FRANKFURT (Reuters) - Jean-Claude Trichet has taken the European Central Bank beyond its mandate with its efforts to fight the euro zone crisis, according to more than half of the bank's staff surveyed on his eight years as ECB president.
Just less than half of the ECB's 1,200 permanent staff were polled by the bank's trade union ipso to rate Trichet's performance as head of the bank.
More than 70 percent said they thought Trichet had improved the ECB's reputation, with 75 percent saying he had delivered a clear and consistent message on ECB policy to the financial markets as the bank's head.
However, 55 percent felt he had led the bank beyond its responsibilities with its crisis-fighting efforts. Nevertheless, more than half of those who thought the ECB had overstepped its inflation-fighting mandate said the decisions taken were right given the circumstances.
The most controversial of the ECB's decisions during the crisis was to start buying the bonds of troubled euro zone countries in May 2010, a move which has since led to the resignation of two of its most experienced German policymakers.
With Bank of Italy Governor Mario Draghi about to take over the helm at the ECB, the staff's general backing for Trichet's crisis tactics adds to the current debate about whether its inflation-focused mandate should be broadened out to make it more adept in times of turmoil.

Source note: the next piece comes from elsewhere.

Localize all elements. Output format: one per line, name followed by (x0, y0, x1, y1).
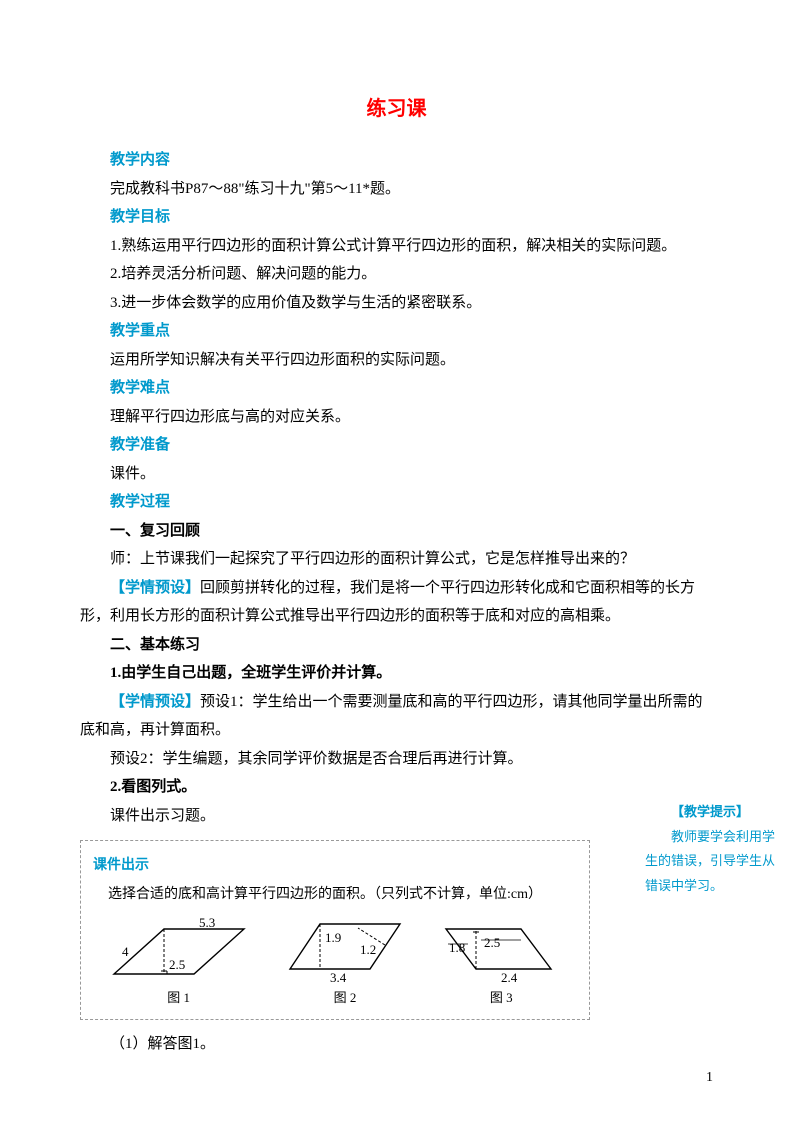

Trichet did not respond to ipso regarding the results of the survey.
Perhaps unsurprisingly for an internal survey, the main grumble of staff was how budget freezes under his reign had hurt the bank and that staff were being undervalued.
Just less than three-quarters of those surveyed, however, gave him high marks for his competence. Roughly 60 percent said the same of his efficiency and integrity, but more than half gave him poor or average marks for transparency and accountability.